Although the Bank's efforts were later upstaged by the Marshall Plan, they played an important part in the economic recovery of Western Europe.

As part of the Bank’s fifteenth anniversary in 1961, Richard Demuth looked back on the accomplishments of the World Bank in the pages of the Bank’s internal staff newsletter, International Bank Notes. He describes both the risk involved in the Bank’s first loan and the ultimate reward:

In the winter of 1947 the prospects that Western Europe would achieve economic viability were bleak indeed. The financial requirements were immense and the countries of Western Europe had practically no foreign exchange reserves to help meet them. Indeed, the threat loomed large that the Western European economies would come to a standstill for want of dollars to keep essential food, fuel and raw material imports flowing in. The Bank's reconstruction loans were an emergency measure to meet this situation. It took a bit of stretching for the management to conclude that repayment prospects were reasonable; the economic report on France, for example, laid its stress, not on financial resources or specific export prospects, but on the French "collective will to recover." The Bank's gamble paid off handsomely, however, for it won time necessary for the European Recovery Program (the Marshall Plan) to be formulated and put into effect (with considerable help from the Bank's staff), with results that are now familiar history.

Sources:

“The Bank’s First Loan: $250 Million to France.” Bank Notes. Vol. 5, No. 6, pp. 16-17. May 1987.

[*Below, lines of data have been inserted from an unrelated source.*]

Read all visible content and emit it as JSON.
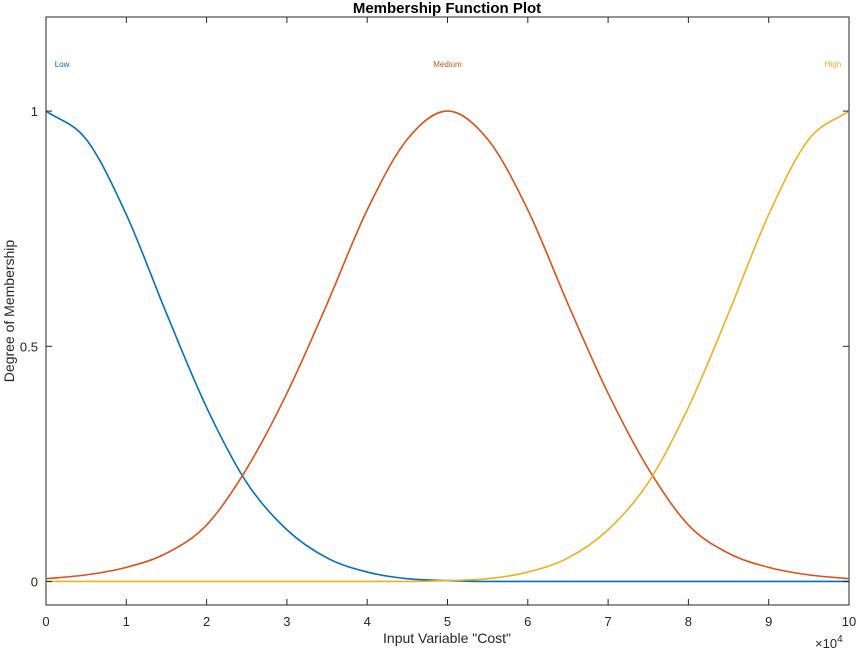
{
  "chart_data": {
    "type": "line",
    "title": "Membership Function Plot",
    "xlabel": "Input Variable \"Cost\"",
    "ylabel": "Degree of Membership",
    "xlim": [
      0,
      100000
    ],
    "ylim": [
      -0.05,
      1.2
    ],
    "x_ticks": [
      0,
      10000,
      20000,
      30000,
      40000,
      50000,
      60000,
      70000,
      80000,
      90000,
      100000
    ],
    "x_tick_labels": [
      "0",
      "1",
      "2",
      "3",
      "4",
      "5",
      "6",
      "7",
      "8",
      "9",
      "10"
    ],
    "x_multiplier": {
      "base": "×10",
      "exponent": "4"
    },
    "y_ticks": [
      0,
      0.5,
      1
    ],
    "y_tick_labels": [
      "0",
      "0.5",
      "1"
    ],
    "grid": false,
    "legend": "none",
    "x": [
      0,
      5000,
      10000,
      15000,
      20000,
      25000,
      30000,
      35000,
      40000,
      45000,
      50000,
      55000,
      60000,
      65000,
      70000,
      75000,
      80000,
      85000,
      90000,
      95000,
      100000
    ],
    "series": [
      {
        "name": "Low",
        "color": "#0072BD",
        "label_x": 2000,
        "values": [
          1.0,
          0.94,
          0.78,
          0.57,
          0.37,
          0.21,
          0.11,
          0.05,
          0.02,
          0.006,
          0.002,
          0.0,
          0.0,
          0.0,
          0.0,
          0.0,
          0.0,
          0.0,
          0.0,
          0.0,
          0.0
        ]
      },
      {
        "name": "Medium",
        "color": "#D95319",
        "label_x": 50000,
        "values": [
          0.006,
          0.014,
          0.03,
          0.06,
          0.12,
          0.24,
          0.4,
          0.59,
          0.79,
          0.94,
          1.0,
          0.94,
          0.79,
          0.59,
          0.4,
          0.24,
          0.12,
          0.06,
          0.03,
          0.014,
          0.006
        ]
      },
      {
        "name": "High",
        "color": "#EDB120",
        "label_x": 98000,
        "values": [
          0.0,
          0.0,
          0.0,
          0.0,
          0.0,
          0.0,
          0.0,
          0.0,
          0.0,
          0.0,
          0.002,
          0.006,
          0.02,
          0.05,
          0.11,
          0.21,
          0.37,
          0.57,
          0.78,
          0.94,
          1.0
        ]
      }
    ]
  }
}
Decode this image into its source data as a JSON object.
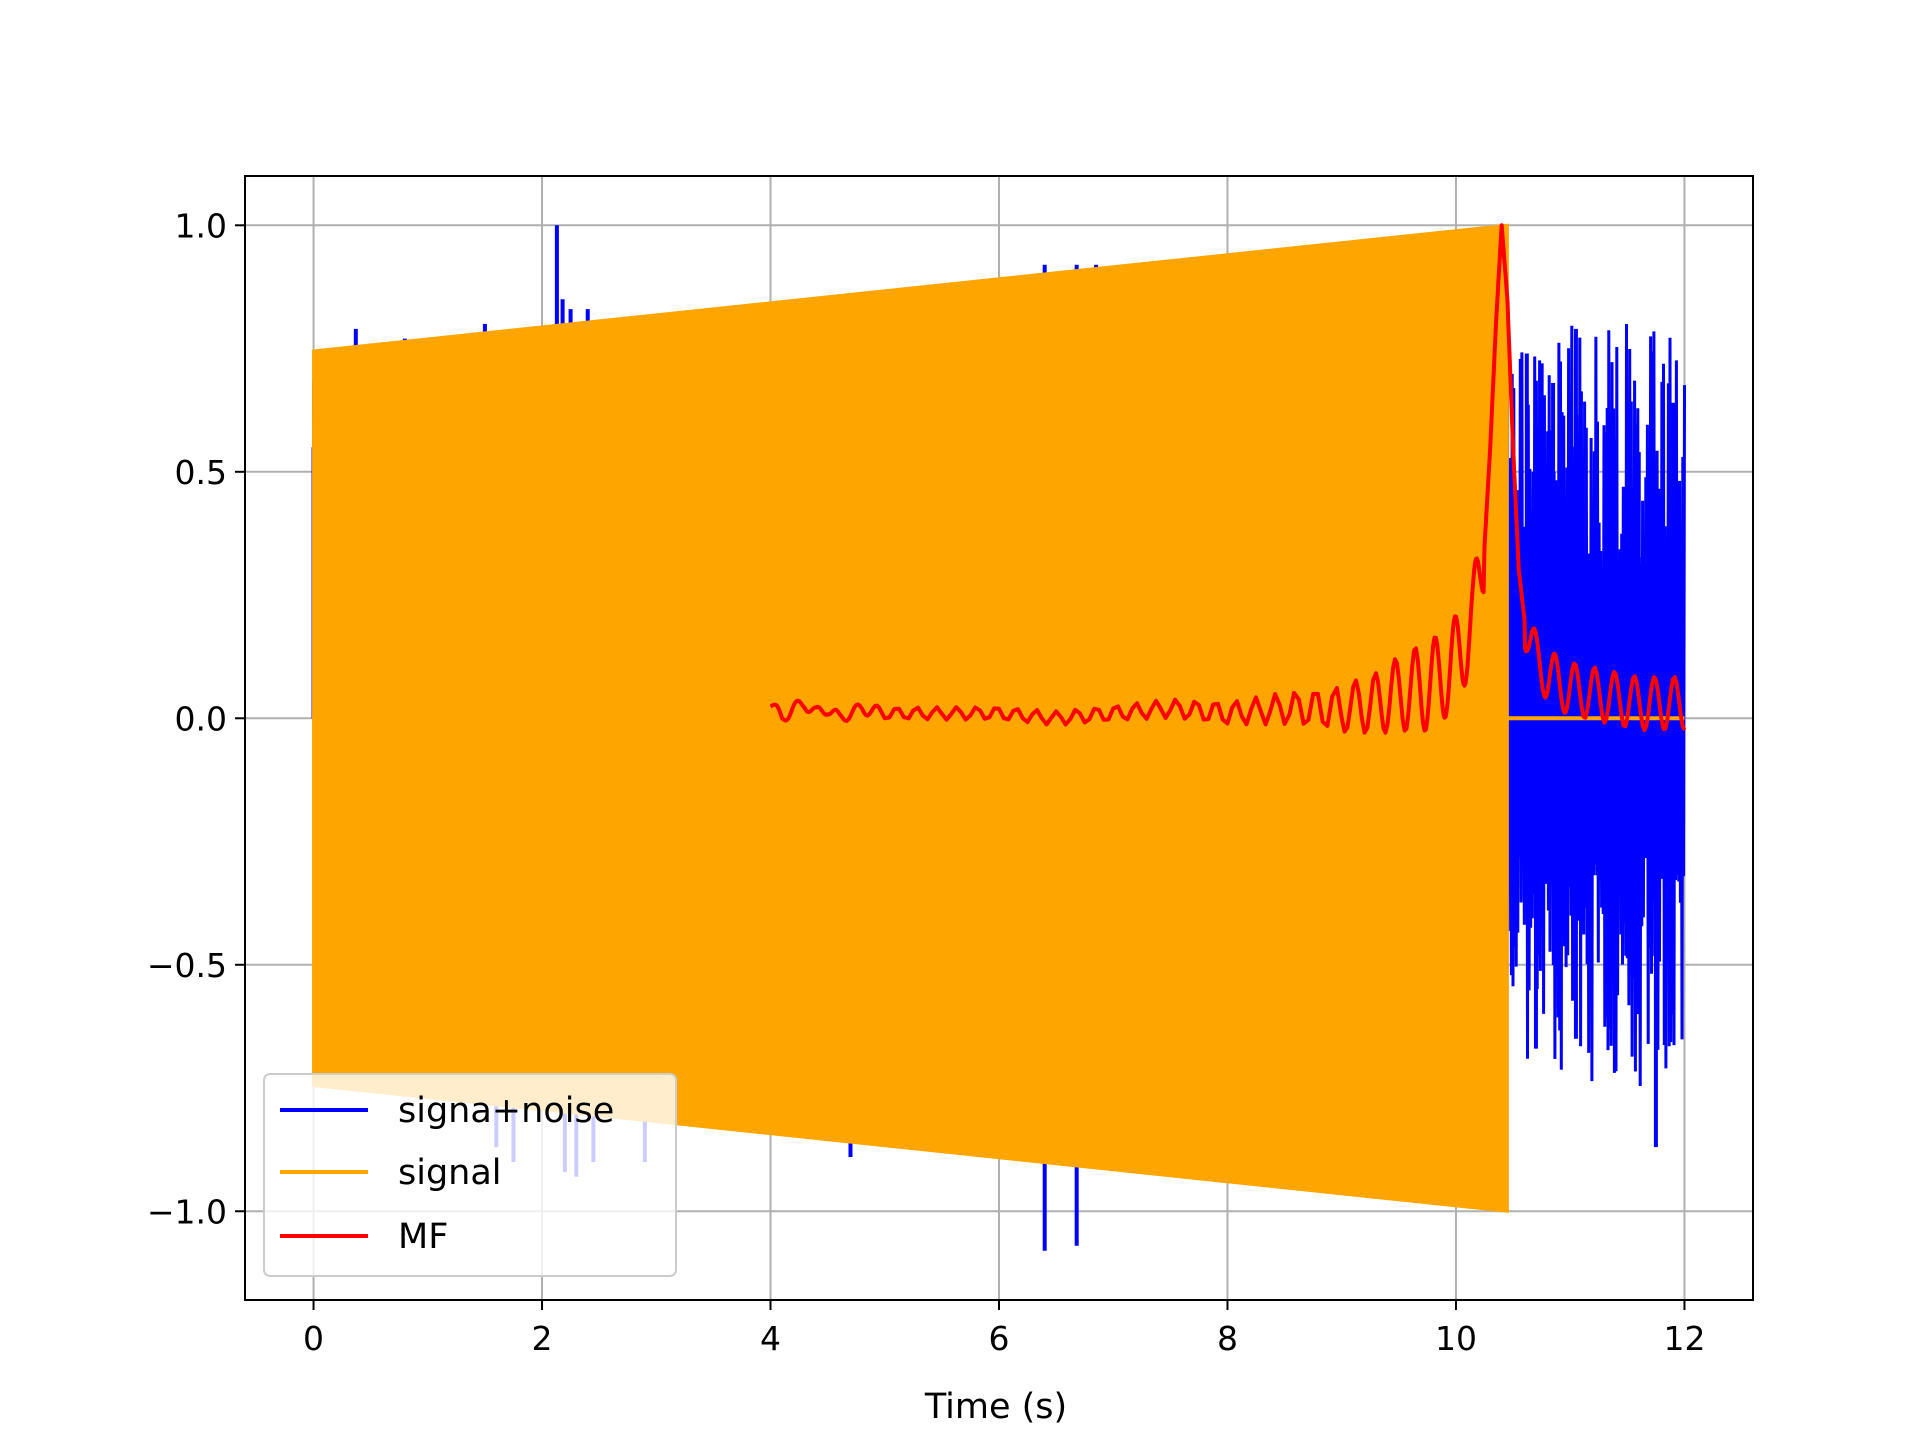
{
  "chart_data": {
    "type": "line",
    "title": "",
    "xlabel": "Time (s)",
    "ylabel": "",
    "xlim": [
      -0.6,
      12.6
    ],
    "ylim": [
      -1.18,
      1.1
    ],
    "x_ticks": [
      0,
      2,
      4,
      6,
      8,
      10,
      12
    ],
    "x_tick_labels": [
      "0",
      "2",
      "4",
      "6",
      "8",
      "10",
      "12"
    ],
    "y_ticks": [
      1.0,
      0.5,
      0.0,
      -0.5,
      -1.0
    ],
    "y_tick_labels": [
      "1.0",
      "0.5",
      "0.0",
      "−0.5",
      "−1.0"
    ],
    "grid": true,
    "legend": "lower-left",
    "series": [
      {
        "name": "signa+noise",
        "color": "#0000ff",
        "segments": [
          {
            "x": [
              0,
              10.45
            ],
            "ymin": -0.76,
            "ymax": 0.74
          },
          {
            "x": [
              10.45,
              12.0
            ],
            "ymin": -0.75,
            "ymax": 0.8
          }
        ],
        "spikes": [
          {
            "x": 0.0,
            "y": 0.55
          },
          {
            "x": 0.37,
            "y": 0.79
          },
          {
            "x": 0.5,
            "y": 0.76
          },
          {
            "x": 0.8,
            "y": 0.77
          },
          {
            "x": 1.5,
            "y": 0.8
          },
          {
            "x": 2.13,
            "y": 1.0
          },
          {
            "x": 2.18,
            "y": 0.85
          },
          {
            "x": 2.25,
            "y": 0.83
          },
          {
            "x": 2.4,
            "y": 0.83
          },
          {
            "x": 3.05,
            "y": 0.81
          },
          {
            "x": 6.4,
            "y": 0.92
          },
          {
            "x": 6.55,
            "y": 0.89
          },
          {
            "x": 6.68,
            "y": 0.92
          },
          {
            "x": 6.85,
            "y": 0.92
          },
          {
            "x": 7.4,
            "y": 0.9
          },
          {
            "x": 1.6,
            "y": -0.87
          },
          {
            "x": 1.75,
            "y": -0.9
          },
          {
            "x": 2.2,
            "y": -0.92
          },
          {
            "x": 2.3,
            "y": -0.93
          },
          {
            "x": 2.45,
            "y": -0.9
          },
          {
            "x": 2.9,
            "y": -0.9
          },
          {
            "x": 4.7,
            "y": -0.89
          },
          {
            "x": 6.4,
            "y": -1.08
          },
          {
            "x": 6.68,
            "y": -1.07
          },
          {
            "x": 7.95,
            "y": -0.9
          }
        ],
        "tail_spikes": [
          {
            "x": 10.62,
            "y": 0.74
          },
          {
            "x": 10.75,
            "y": 0.72
          },
          {
            "x": 10.85,
            "y": 0.68
          },
          {
            "x": 11.05,
            "y": 0.79
          },
          {
            "x": 11.3,
            "y": 0.58
          },
          {
            "x": 11.6,
            "y": 0.54
          },
          {
            "x": 11.9,
            "y": 0.64
          },
          {
            "x": 10.7,
            "y": -0.67
          },
          {
            "x": 11.05,
            "y": -0.65
          },
          {
            "x": 11.35,
            "y": -0.63
          },
          {
            "x": 11.6,
            "y": -0.6
          },
          {
            "x": 11.75,
            "y": -0.87
          },
          {
            "x": 11.9,
            "y": -0.6
          }
        ]
      },
      {
        "name": "signal",
        "color": "#ffa500",
        "envelope": {
          "x": [
            0,
            10.45
          ],
          "upper": [
            0.745,
            1.0
          ],
          "lower": [
            -0.745,
            -1.0
          ]
        },
        "after": {
          "x": [
            10.45,
            12.0
          ],
          "y": 0.0
        }
      },
      {
        "name": "MF",
        "color": "#ff0000",
        "x": [
          4.0,
          4.1,
          4.2,
          4.3,
          4.4,
          4.5,
          4.6,
          4.8,
          5.0,
          5.5,
          6.0,
          6.5,
          7.0,
          7.5,
          8.0,
          8.5,
          9.0,
          9.3,
          9.5,
          9.7,
          9.85,
          9.95,
          10.05,
          10.15,
          10.25,
          10.3,
          10.35,
          10.4,
          10.45,
          10.5,
          10.55,
          10.6,
          10.65,
          10.7,
          10.8,
          10.9,
          11.0,
          11.2,
          11.4,
          11.6,
          11.8,
          12.0
        ],
        "y": [
          0.03,
          0.0,
          0.02,
          0.03,
          0.01,
          0.02,
          0.0,
          0.02,
          0.01,
          0.01,
          0.01,
          0.0,
          0.01,
          0.02,
          0.01,
          0.02,
          0.02,
          0.03,
          0.05,
          0.06,
          0.08,
          0.1,
          0.14,
          0.2,
          0.35,
          0.55,
          0.8,
          1.0,
          0.85,
          0.55,
          0.3,
          0.2,
          0.15,
          0.12,
          0.09,
          0.07,
          0.06,
          0.05,
          0.04,
          0.03,
          0.03,
          0.03
        ]
      }
    ]
  }
}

Demuth, Richard H. “A Look Backward.” International Bank Notes¸ Vol. 15, No. 6, pp. 6-10. June 1961. 

Demuth, Richard H. Transcript of oral history. World Bank Group Archives Oral Histories, August 10, 1961.

Doggart, Caroline, "From Reconstruction to Development in Europe and Japan" in Lateef, K. Sarwar, ed., The Evolving Role of the World Bank: Helping to Meet the Challenge of Development. Washington, D.C.: The World Bank, August 1995.

Garner, Robert L. This Is the Way It Was. Chevy Chase, Maryland: Chevy Chase Printing, 1972.

International Bank for Reconstruction and Development. Second Annual Report 1946/1947. Washington, D.C., 1947.